Un an jour pour jour après le cyclone Chido, Mayotte porte encore les stigmates de la pire catastrophe naturelle de son histoire récente. Sur le front de mer de Mamoudzou, les épaves gisent toujours, les gravats s’accumulent, et les débris des habitations détruites rappellent la violence d’un phénomène qui avait tué plus de 170 personnes dans la région et laissé des milliers de familles mahoraises dans la détresse. Le constat est implacable : la reconstruction patine et les déchets s’amoncellent faute de moyens techniques et logistiques adaptés.
Des milliers de tonnes de déchets, un territoire saturé
Près de 10 000 tonnes de déchets ont été générées par Chido et, quelques semaines plus tard, par Dikeledi.
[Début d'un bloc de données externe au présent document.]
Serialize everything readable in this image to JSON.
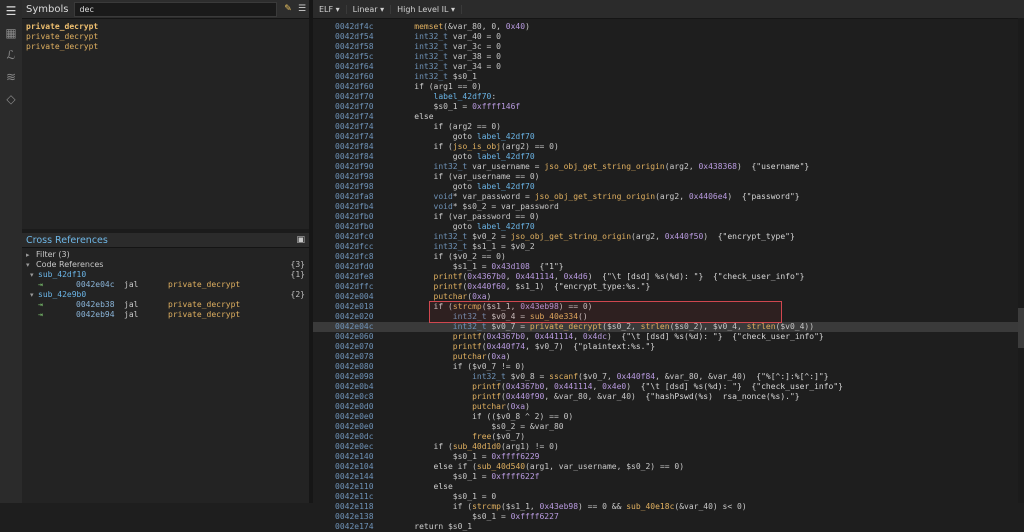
{
  "sidebar_icons": [
    "symbols-icon",
    "types-icon",
    "lambda-icon",
    "stack-icon",
    "tags-icon"
  ],
  "symbols": {
    "title": "Symbols",
    "search_value": "dec",
    "items": [
      {
        "label": "private_decrypt",
        "bold": true
      },
      {
        "label": "private_decrypt",
        "bold": false
      },
      {
        "label": "private_decrypt",
        "bold": false
      }
    ]
  },
  "xrefs": {
    "title": "Cross References",
    "filter_label": "Filter (3)",
    "code_refs_label": "Code References",
    "code_refs_count": "{3}",
    "groups": [
      {
        "name": "sub_42df10",
        "count": "{1}",
        "refs": [
          {
            "addr": "0042e04c",
            "ins": "jal",
            "target": "private_decrypt"
          }
        ]
      },
      {
        "name": "sub_42e9b0",
        "count": "{2}",
        "refs": [
          {
            "addr": "0042eb38",
            "ins": "jal",
            "target": "private_decrypt"
          },
          {
            "addr": "0042eb94",
            "ins": "jal",
            "target": "private_decrypt"
          }
        ]
      }
    ]
  },
  "toolbar": {
    "view": "ELF ▾",
    "mode": "Linear ▾",
    "il": "High Level IL ▾"
  },
  "code": [
    {
      "a": "0042df4c",
      "t": "    memset(&var_80, 0, 0x40)"
    },
    {
      "a": "0042df54",
      "t": "    int32_t var_40 = 0"
    },
    {
      "a": "0042df58",
      "t": "    int32_t var_3c = 0"
    },
    {
      "a": "0042df5c",
      "t": "    int32_t var_38 = 0"
    },
    {
      "a": "0042df64",
      "t": "    int32_t var_34 = 0"
    },
    {
      "a": "0042df60",
      "t": "    int32_t $s0_1"
    },
    {
      "a": "0042df60",
      "t": "    if (arg1 == 0)"
    },
    {
      "a": "0042df70",
      "t": "        label_42df70:"
    },
    {
      "a": "0042df70",
      "t": "        $s0_1 = 0xffff146f"
    },
    {
      "a": "0042df74",
      "t": "    else"
    },
    {
      "a": "0042df74",
      "t": "        if (arg2 == 0)"
    },
    {
      "a": "0042df74",
      "t": "            goto label_42df70"
    },
    {
      "a": "0042df84",
      "t": "        if (jso_is_obj(arg2) == 0)"
    },
    {
      "a": "0042df84",
      "t": "            goto label_42df70"
    },
    {
      "a": "0042df90",
      "t": "        int32_t var_username = jso_obj_get_string_origin(arg2, 0x438368)  {\"username\"}"
    },
    {
      "a": "0042df98",
      "t": "        if (var_username == 0)"
    },
    {
      "a": "0042df98",
      "t": "            goto label_42df70"
    },
    {
      "a": "0042dfa8",
      "t": "        void* var_password = jso_obj_get_string_origin(arg2, 0x4406e4)  {\"password\"}"
    },
    {
      "a": "0042dfb4",
      "t": "        void* $s0_2 = var_password"
    },
    {
      "a": "0042dfb0",
      "t": "        if (var_password == 0)"
    },
    {
      "a": "0042dfb0",
      "t": "            goto label_42df70"
    },
    {
      "a": "0042dfc0",
      "t": "        int32_t $v0_2 = jso_obj_get_string_origin(arg2, 0x440f50)  {\"encrypt_type\"}"
    },
    {
      "a": "0042dfcc",
      "t": "        int32_t $s1_1 = $v0_2"
    },
    {
      "a": "0042dfc8",
      "t": "        if ($v0_2 == 0)"
    },
    {
      "a": "0042dfd0",
      "t": "            $s1_1 = 0x43d108  {\"1\"}"
    },
    {
      "a": "0042dfe8",
      "t": "        printf(0x4367b0, 0x441114, 0x4d6)  {\"\\t [dsd] %s(%d): \"}  {\"check_user_info\"}"
    },
    {
      "a": "0042dffc",
      "t": "        printf(0x440f60, $s1_1)  {\"encrypt_type:%s.\"}"
    },
    {
      "a": "0042e004",
      "t": "        putchar(0xa)"
    },
    {
      "a": "0042e018",
      "t": "        if (strcmp($s1_1, 0x43eb98) == 0)"
    },
    {
      "a": "0042e020",
      "t": "            int32_t $v0_4 = sub_40e334()"
    },
    {
      "a": "0042e04c",
      "t": "            int32_t $v0_7 = private_decrypt($s0_2, strlen($s0_2), $v0_4, strlen($v0_4))",
      "sel": true
    },
    {
      "a": "0042e060",
      "t": "            printf(0x4367b0, 0x441114, 0x4dc)  {\"\\t [dsd] %s(%d): \"}  {\"check_user_info\"}"
    },
    {
      "a": "0042e070",
      "t": "            printf(0x440f74, $v0_7)  {\"plaintext:%s.\"}"
    },
    {
      "a": "0042e078",
      "t": "            putchar(0xa)"
    },
    {
      "a": "0042e080",
      "t": "            if ($v0_7 != 0)"
    },
    {
      "a": "0042e098",
      "t": "                int32_t $v0_8 = sscanf($v0_7, 0x440f84, &var_80, &var_40)  {\"%[^:]:%[^:]\"}"
    },
    {
      "a": "0042e0b4",
      "t": "                printf(0x4367b0, 0x441114, 0x4e0)  {\"\\t [dsd] %s(%d): \"}  {\"check_user_info\"}"
    },
    {
      "a": "0042e0c8",
      "t": "                printf(0x440f90, &var_80, &var_40)  {\"hashPswd(%s)  rsa_nonce(%s).\"}"
    },
    {
      "a": "0042e0d0",
      "t": "                putchar(0xa)"
    },
    {
      "a": "0042e0e0",
      "t": "                if (($v0_8 ^ 2) == 0)"
    },
    {
      "a": "0042e0e0",
      "t": "                    $s0_2 = &var_80"
    },
    {
      "a": "0042e0dc",
      "t": "                free($v0_7)"
    },
    {
      "a": "0042e0ec",
      "t": "        if (sub_40d1d0(arg1) != 0)"
    },
    {
      "a": "0042e140",
      "t": "            $s0_1 = 0xffff6229"
    },
    {
      "a": "0042e104",
      "t": "        else if (sub_40d540(arg1, var_username, $s0_2) == 0)"
    },
    {
      "a": "0042e144",
      "t": "            $s0_1 = 0xffff622f"
    },
    {
      "a": "0042e110",
      "t": "        else"
    },
    {
      "a": "0042e11c",
      "t": "            $s0_1 = 0"
    },
    {
      "a": "0042e118",
      "t": "            if (strcmp($s1_1, 0x43eb98) == 0 && sub_40e18c(&var_40) s< 0)"
    },
    {
      "a": "0042e138",
      "t": "                $s0_1 = 0xffff6227"
    },
    {
      "a": "0042e174",
      "t": "    return $s0_1"
    }
  ],
  "colors": {
    "accent": "#6fb8e8",
    "symbol": "#e0b060",
    "highlight": "#d0474f"
  }
}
Malgré la mise en place de cinquante sites temporaires, cinq d’entre eux subsistent encore, saturés de bois, de ferraille, de plastiques et d’appareils électroménagers qu’il faudrait trier puis exporter, Mayotte ne disposant d’aucune filière locale de recyclage. À cela s’ajoutent des délais de collecte perturbés depuis un an et un site d’enfouissement toujours fragilisé. Résultat : seulement 3 % des déchets recyclables sont triés sur l’île, contre 66 % dans l’Hexagone. Un gouffre révélateur du retard structurel dans lequel se trouve Mayotte, pourtant département français à part entière.
Ces amas de détritus exposés aux pluies et aux chaleurs tropicales dégagent des jus toxiques contaminant sols, nappes phréatiques et littoral. Le risque sanitaire est bien réel : moustiques, rats, maladies hydriques et pollution chronique menacent à nouveau la population, qui sort à peine d’une crise de choléra. Même les épaves des bateaux coulés continuent de relâcher des fibres de polyester et des métaux lourds dans le lagon que les élus rêvent de voir classé au patrimoine mondial.
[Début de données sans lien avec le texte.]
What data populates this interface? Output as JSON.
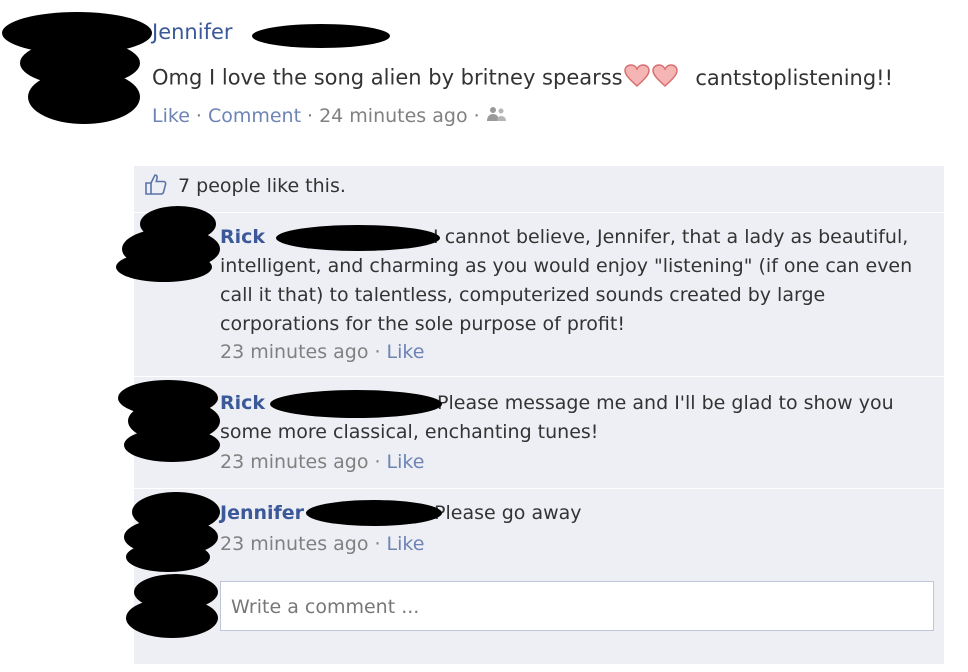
{
  "post": {
    "author": "Jennifer",
    "text_before": "Omg I love the song alien by britney spearss",
    "text_after": "cantstoplistening!!",
    "actions": {
      "like": "Like",
      "comment": "Comment",
      "sep": "·"
    },
    "time": "24 minutes ago",
    "audience_icon": "friends-icon"
  },
  "likes": {
    "text": "7 people like this.",
    "icon": "thumbs-up-icon"
  },
  "comments": [
    {
      "author": "Rick",
      "text": "I cannot believe, Jennifer, that a lady as beautiful, intelligent, and charming as you would enjoy \"listening\" (if one can even call it that) to talentless, computerized sounds created by large corporations for the sole purpose of profit!",
      "time": "23 minutes ago",
      "like": "Like"
    },
    {
      "author": "Rick",
      "text": "Please message me and I'll be glad to show you some more classical, enchanting tunes!",
      "time": "23 minutes ago",
      "like": "Like"
    },
    {
      "author": "Jennifer",
      "text": "Please go away",
      "time": "23 minutes ago",
      "like": "Like"
    }
  ],
  "composer": {
    "placeholder": "Write a comment ..."
  },
  "colors": {
    "link": "#3b5998",
    "panel": "#edeff4",
    "meta": "#808080",
    "heart": "#f28a8a"
  }
}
Sur le terrain, les habitants témoignent d’une lenteur insupportable. Dans de nombreux quartiers, les immeubles n’ont toujours pas été réparés, les toitures restent bâchées, les infiltrations persistent et les services publics travaillent dans des locaux endommagés. Les entreprises du bâtiment, elles, alertent sur l’explosion des prix, l’allongement des délais de livraison et l’absence de stocks, conséquences directes de la surcharge du port de Longoni et des retards d’indemnisation.
À quelques jours de la venue de la ministre des Outre-mer, les critiques politiques montent. Pour le sénateur Saïd Omar Oili, « un an après Chido, le verdict est sans appel » : les engagements de l’État ne sont pas tenus, les fonds manquent, et la population affronte seule une reconstruction qui devait être exemplaire. L’absence du président de la République lors de cette commémoration symbolique est d’ailleurs perçue comme un mauvais signal. Alors que la nouvelle saison cyclonique débute, Mayotte demeure vulnérable. Les déchets toujours présents, les retards de chantiers et l’angoisse des habitants montrent l’urgence d’une mobilisation plus forte de l’État pour reconstruire durablement ce territoire français, frappé de plein fouet et encore loin d’être relevé.